Psychisches Leiden: Die Ärzte gaben 2023 in 76,2 Prozent der Fälle sowohl körperliches als auch psychisches Leiden an. 2024 stieg dieser Anteil auf 82,3 Prozent. Obwohl zahlenmäßig noch gering (89 Fälle), ist ein Anstieg der Euthanasie-Fälle aufgrund psychiatrischer Erkrankungen zu beobachten, die 2023 und 2024 jeweils 1,4 Prozent der Fälle ausmachten. Auch kognitive Störungen wie die Alzheimer-Krankheit wurden mit 1,4 Prozent als Grund angegeben.
Bemerkung
Diese Informationen sollen einen umfassenden Überblick über die Entwicklung und die aktuellen Debatten zur Sterbehilfe in Belgien bieten. Für die neuesten und spezifischsten Informationen empfehle ich, die offiziellen Veröffentlichungen der belgischen Regierung und der Nationalen Kommission für die Kontrolle und Evaluierung der Euthanasie zu konsultieren.
- Gesetz betreffend die Patientenrechte am Lebensende (2002) - Dieses Gesetz regelt die Rahmenbedingungen für Sterbehilfe in Belgien.

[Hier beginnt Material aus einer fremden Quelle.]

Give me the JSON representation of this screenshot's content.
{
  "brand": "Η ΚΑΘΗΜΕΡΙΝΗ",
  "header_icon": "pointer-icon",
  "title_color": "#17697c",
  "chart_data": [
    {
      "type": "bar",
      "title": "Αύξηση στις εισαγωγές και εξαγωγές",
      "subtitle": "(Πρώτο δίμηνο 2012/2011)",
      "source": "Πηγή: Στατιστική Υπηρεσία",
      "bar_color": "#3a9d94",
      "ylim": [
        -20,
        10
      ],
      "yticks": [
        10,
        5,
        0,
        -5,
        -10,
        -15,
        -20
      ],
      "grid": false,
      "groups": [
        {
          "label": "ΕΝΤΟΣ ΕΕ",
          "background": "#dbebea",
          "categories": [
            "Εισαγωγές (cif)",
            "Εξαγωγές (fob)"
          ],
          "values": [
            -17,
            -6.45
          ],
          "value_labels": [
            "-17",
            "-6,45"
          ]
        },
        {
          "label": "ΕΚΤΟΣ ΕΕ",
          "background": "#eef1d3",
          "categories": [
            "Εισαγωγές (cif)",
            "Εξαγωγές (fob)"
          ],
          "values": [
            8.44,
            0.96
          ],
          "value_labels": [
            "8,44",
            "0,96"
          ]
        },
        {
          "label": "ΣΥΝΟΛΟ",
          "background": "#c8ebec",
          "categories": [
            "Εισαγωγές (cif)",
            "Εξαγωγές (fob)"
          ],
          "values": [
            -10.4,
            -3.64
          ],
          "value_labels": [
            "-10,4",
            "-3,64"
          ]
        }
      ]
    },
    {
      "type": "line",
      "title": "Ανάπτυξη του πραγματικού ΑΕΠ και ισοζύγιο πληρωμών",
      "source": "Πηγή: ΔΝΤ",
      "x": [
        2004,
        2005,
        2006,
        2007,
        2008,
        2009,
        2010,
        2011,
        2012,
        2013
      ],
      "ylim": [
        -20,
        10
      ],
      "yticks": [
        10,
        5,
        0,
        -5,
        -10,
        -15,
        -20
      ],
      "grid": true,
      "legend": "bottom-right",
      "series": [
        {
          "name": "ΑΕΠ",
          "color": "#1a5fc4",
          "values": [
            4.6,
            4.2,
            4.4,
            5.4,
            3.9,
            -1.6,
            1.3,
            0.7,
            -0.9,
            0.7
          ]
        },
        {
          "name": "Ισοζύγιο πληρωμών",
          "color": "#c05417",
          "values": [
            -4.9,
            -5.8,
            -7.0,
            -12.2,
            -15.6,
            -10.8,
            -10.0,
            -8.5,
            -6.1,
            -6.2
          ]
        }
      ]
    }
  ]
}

- Nationale Kommission für die Kontrolle und Evaluierung der Euthanasie - Diese Kommission überwacht die Einhaltung der gesetzlichen Bestimmungen und veröffentlicht regelmäßig Berichte.
- Broschüren und Informationsmaterialien - Viele belgische Krankenhäuser und medizinische Einrichtungen bieten Broschüren und Informationsmaterialien zu Sterbehilfe an.
Abschließende Information
Sowohl in Belgien als auch in Deutschland gilt dabei: Die Option der Sterbehilfe stellt eine Möglichkeit für den Patienten dar, kein Anspruchsrecht. Für den Arzt hingegen eine Option zu helfen, aber keine Pflicht.
Formular für die Voranmeldung - PDF-Dokument
In diesem Zusammenhang - der Freitod von Marieke Vervoort, eine erfolgreiche belgische Paraolympionikin. Sie wählte im Oktober 2019 den Freitod durch Sterbehilfe, nachdem sie jahrelang mit einer unheilbaren Wirbelsäulenerkrankung kämpfte. Die Dokumentation „Marieke: Addicted to Life“ zeigt ihre letzten Lebensjahre und wie sie ihren Tod selbstbestimmt und würdevoll plante, unterstützt von ihrer Familie und Freunden.